I went 'around' with several people, a couple years ago, and, I (really-) just happen to have the 57 Dodge Service manual in my lap, so, if I might quote, therefrom
(assuming that clean water is as clean, now, as it was, in 1957) :

" Only clean, soft water filled to 1 1/4" (approximately) below the bottom of the filler neck, should be used in the radiator and the cooling system of the engine. Hard water will form a scale, not
only in the radiator core, but in the engine block and head as well."

...later, In boldface : "Every time the cooling system is drained and refilled with water, a recommended
rust inhibitor (available thru the Parts Department) must be added."

Then: " Anti-freeze is recommended for use in the cooling system when the temperature is likely to be below 32 degrees F. Other anti-freeze solutions that are serviceable are denatured alcohol, methanol (synthetic wood alcohol) and ethylene glycol, when suitable inhibitors are added.

Cars equipped with air conditioning must use a glycol-base permanent type anti-freeze in the cooling system throughout the entire year...this precaution is necessary inasmuch as the air conditioner evaporator lies in close proximity to the heater core, which may cause coolant in heater core TO FREEZE
[my emphasis] if system is not protected."

BTW, if the radiator top tank is not over-filled, to begin with (the water level should be just above the top of the internal cooling core) and, if the radiator cap (14psi recommended) is operating properly, that "over-flow" tube, along the top of the radiator, will ONLY have to expell excess AIR PRESSURE from the cooling system, and no coolant will have been lost.

At least, that's precisely what the SERVICE MANUAL has to say on the subject of water, and
coolant, and radiator caps.

Neil Vedder--who uses a 50/50 mixture of water/anti-freeze in his car, year around.





Paul Holmgren wrote:
Ok, after this subject has been beat to death several times, and after a lot of reading, both reports, and manufacturing claims, and taking into account direct experiences, I think I have figured out the main thing we need to so for our
vintage cars surviving this sort of modern automotive chemistry.

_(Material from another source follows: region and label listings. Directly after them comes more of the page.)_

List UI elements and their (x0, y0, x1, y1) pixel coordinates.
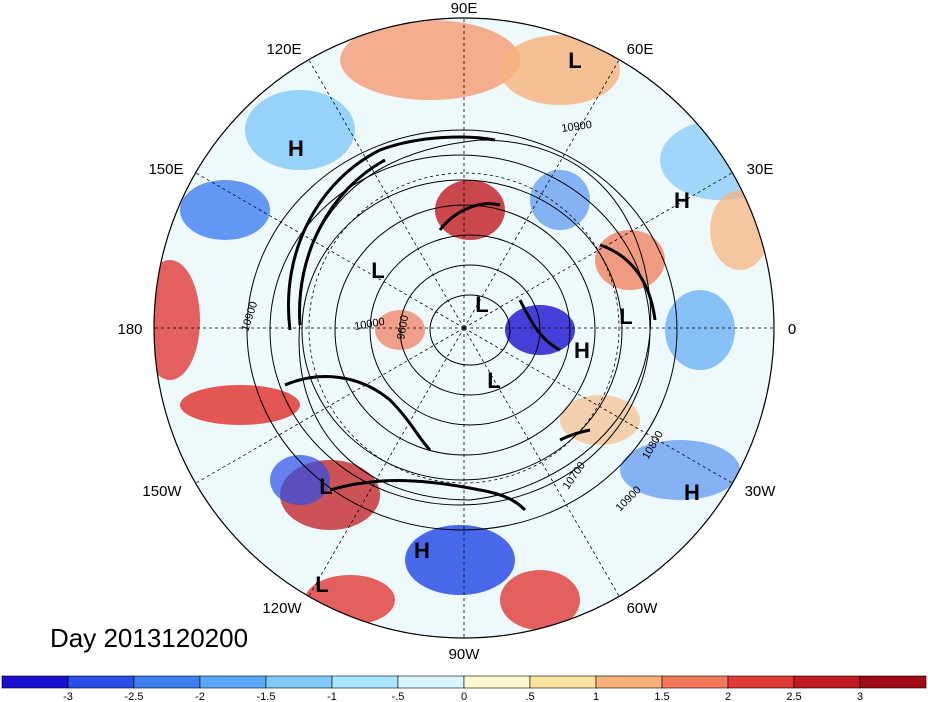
map-boundary (153, 17, 775, 639)
longitude-labels: 90E 120E 60E 150E 30E 180 0 150W 30W 120… (117, 0, 796, 663)
pressure-center-high: H (574, 338, 590, 363)
pressure-center-low: L (315, 572, 328, 597)
contour-label: 10000 (353, 316, 385, 333)
lon-label-0: 0 (788, 321, 796, 338)
lon-label-30e: 30E (747, 161, 774, 178)
colorbar-tick-label: -1.5 (257, 691, 276, 702)
colorbar-swatch (859, 675, 927, 689)
colorbar-tick-label: 2 (725, 691, 731, 702)
pressure-center-low: L (568, 48, 581, 73)
colorbar-tick-label: -1 (327, 691, 337, 702)
pressure-centers: L H H L L L H L L H H L (288, 48, 700, 597)
colorbar-swatch (661, 675, 729, 689)
colorbar-tick-label: 2.5 (786, 691, 801, 702)
colorbar-tick-label: 3 (857, 691, 863, 702)
date-title: Day 2013120200 (50, 623, 248, 653)
height-contours (246, 129, 678, 531)
colorbar-swatch (199, 675, 267, 689)
colorbar-tick-label: -2.5 (125, 691, 144, 702)
pressure-center-low: L (619, 304, 632, 329)
colorbar-swatch (529, 675, 597, 689)
meridians (154, 18, 774, 638)
colorbar-tick-label: -2 (195, 691, 205, 702)
pressure-center-high: H (414, 538, 430, 563)
lon-label-90e: 90E (451, 0, 478, 17)
lon-label-60e: 60E (627, 41, 654, 58)
colorbar-swatch (1, 675, 69, 689)
colorbar: -3 -2.5 -2 -1.5 -1 -.5 0 .5 1 1.5 2 2.5 3 (1, 675, 927, 702)
colorbar-swatch (265, 675, 333, 689)
lon-label-150e: 150E (148, 161, 183, 178)
pressure-center-high: H (288, 136, 304, 161)
colorbar-tick-label: -3 (63, 691, 73, 702)
contour-label: 9600 (395, 314, 411, 340)
pressure-center-low: L (487, 368, 500, 393)
colorbar-swatch (67, 675, 135, 689)
colorbar-swatch (397, 675, 465, 689)
lon-label-120w: 120W (262, 600, 302, 617)
colorbar-swatch (133, 675, 201, 689)
pressure-center-low: L (371, 258, 384, 283)
colorbar-tick-label: 1 (593, 691, 599, 702)
pressure-center-low: L (475, 292, 488, 317)
lon-label-120e: 120E (266, 41, 301, 58)
colorbar-swatch (331, 675, 399, 689)
lon-label-150w: 150W (142, 483, 182, 500)
pressure-center-high: H (684, 480, 700, 505)
colorbar-tick-label: 0 (461, 691, 467, 702)
colorbar-tick-label: .5 (525, 691, 534, 702)
colorbar-swatch (727, 675, 795, 689)
contour-label: 10900 (561, 119, 593, 135)
colorbar-swatch (595, 675, 663, 689)
lon-label-60w: 60W (627, 600, 659, 617)
lon-label-30w: 30W (745, 483, 777, 500)
lon-label-180: 180 (117, 321, 142, 338)
colorbar-swatch (463, 675, 531, 689)
lon-label-90w: 90W (449, 646, 481, 663)
pressure-center-low: L (319, 474, 332, 499)
colorbar-tick-label: -.5 (392, 691, 405, 702)
colorbar-swatch (793, 675, 861, 689)
pressure-center-high: H (674, 188, 690, 213)
colorbar-tick-label: 1.5 (654, 691, 669, 702)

OVERFLOW tanks, of any sort that allows an overflow radiator cap AND fluid maintained in the tank. THE reason seems to be that NO air is to be in the cooling system at all. I think all current formulations being sold today are of this nature. The only way to do this is to purge as much air out of the cooling system and to maintain the same mix in the overflow tank. As the final bit of air gets purged by the normal operation of the system then the fluid that is used will not break down as fast in the cooling system. The particulates that settle out and develop the crud that blocks the heater core and other small passages then does not happen (normally), sometimes as fast as 6 - 12 months. This short time span breakdown I have personally seen and experienced in systems
comparable to the 55 - 65 cooling system designs.

I think the first signs of the breakdown can be seen in the overflow tanks as a film of buildup of the particulates as they settle out of the fluids exposed to
air in the overflow tank.

All one should have to do for the 2 or so years between changes is to make sure that the overflow container never runs dry during the periods that you operate
your car.

I personally will still adhere to the 2 year change out cycle, regardless of the vintage automobile. We have seen the desirability of doing this even with modern
cars.

AND above all else, Do Not Mix Types of coolant in the same system.